Related party transactions

For financial years ending on or after 30 June 2023, charities preparing SPFS to meet their ACNC reporting obligations will need to disclose related party transactions.

AASB 124 Related Party Disclosures has been added as a ‘mandatory standard’ for disclosure purposes in special purpose reporting, meaning there are now six ‘mandatory’ standards.

Charities that prepare SPFS have the choice to apply either:

The definition of a related party depends on charity size.

For medium and large charities preparing SPFS, the definition in AASB 124 is used when identifying related parties and disclosing associated transactions.

For small charities (i.e. annual revenue is less than $500,000), a related party is defined as “a person or organisation that is connected to the charity and has significant influence over the charity.”

This includes:

  • Responsible Persons and their close family members
  • Senior management and their close family members
  • Other people or organisations that can influence the charity’s decision-making.

Small charities are not required to prepare financial reports. If they choose to do so for whatever reason, they are not required to make the new related party disclosures discussed in this article. Small charities are, however, required to disclose reportable related party transactions in their Annual Information Statements for 2023 and later.

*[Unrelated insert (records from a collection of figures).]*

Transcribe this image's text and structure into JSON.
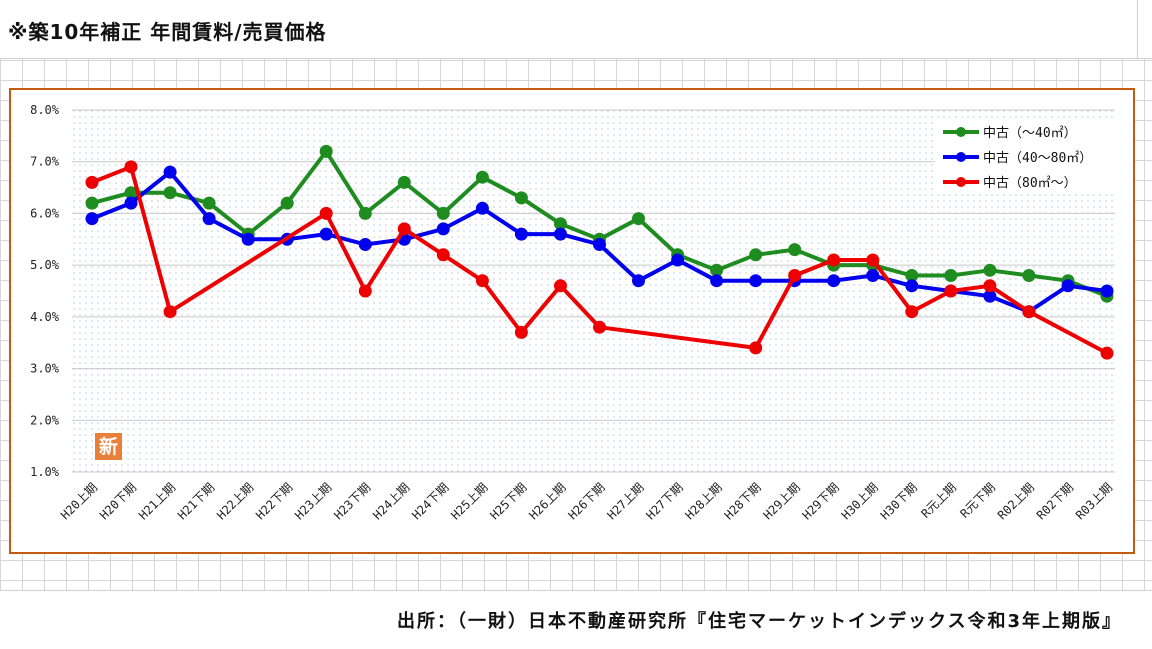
{
  "page_title": "※築10年補正 年間賃料/売買価格",
  "source": "出所：（一財）日本不動産研究所『住宅マーケットインデックス令和3年上期版』",
  "badge_char": "新",
  "colors": {
    "frame": "#c55a11",
    "series": [
      "#1e8c1e",
      "#0000ee",
      "#ee0000"
    ],
    "badge": "#e8803a"
  },
  "chart_data": {
    "type": "line",
    "categories": [
      "H20上期",
      "H20下期",
      "H21上期",
      "H21下期",
      "H22上期",
      "H22下期",
      "H23上期",
      "H23下期",
      "H24上期",
      "H24下期",
      "H25上期",
      "H25下期",
      "H26上期",
      "H26下期",
      "H27上期",
      "H27下期",
      "H28上期",
      "H28下期",
      "H29上期",
      "H29下期",
      "H30上期",
      "H30下期",
      "R元上期",
      "R元下期",
      "R02上期",
      "R02下期",
      "R03上期"
    ],
    "ylim": [
      1.0,
      8.0
    ],
    "yticks": [
      "1.0%",
      "2.0%",
      "3.0%",
      "4.0%",
      "5.0%",
      "6.0%",
      "7.0%",
      "8.0%"
    ],
    "grid": "dotted",
    "legend_position": "top-right",
    "series": [
      {
        "name": "中古（～40㎡）",
        "values": [
          6.2,
          6.4,
          6.4,
          6.2,
          5.6,
          6.2,
          7.2,
          6.0,
          6.6,
          6.0,
          6.7,
          6.3,
          5.8,
          5.5,
          5.9,
          5.2,
          4.9,
          5.2,
          5.3,
          5.0,
          5.0,
          4.8,
          4.8,
          4.9,
          4.8,
          4.7,
          4.4
        ]
      },
      {
        "name": "中古（40～80㎡）",
        "values": [
          5.9,
          6.2,
          6.8,
          5.9,
          5.5,
          5.5,
          5.6,
          5.4,
          5.5,
          5.7,
          6.1,
          5.6,
          5.6,
          5.4,
          4.7,
          5.1,
          4.7,
          4.7,
          4.7,
          4.7,
          4.8,
          4.6,
          4.5,
          4.4,
          4.1,
          4.6,
          4.5
        ]
      },
      {
        "name": "中古（80㎡～）",
        "values": [
          6.6,
          6.9,
          4.1,
          null,
          null,
          null,
          6.0,
          4.5,
          5.7,
          5.2,
          4.7,
          3.7,
          4.6,
          3.8,
          null,
          null,
          null,
          3.4,
          4.8,
          5.1,
          5.1,
          4.1,
          4.5,
          4.6,
          4.1,
          null,
          3.3
        ]
      }
    ]
  }
}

The ACNC Commissioner has relieved charities from the requirement to provide comparative information in the first year that the related party disclosures are made, whether applying AASB 124 or AASB 1060. Consequently, for 30 June 2023, comparative information for related party transactions is not required in SPFS. This concession will not be available for 30 June 2024 (i.e. the second year the disclosures are made) so charities are encouraged to ensure the appropriate systems and procedures are implemented now to ensure the relevant information is readily accessible going forward.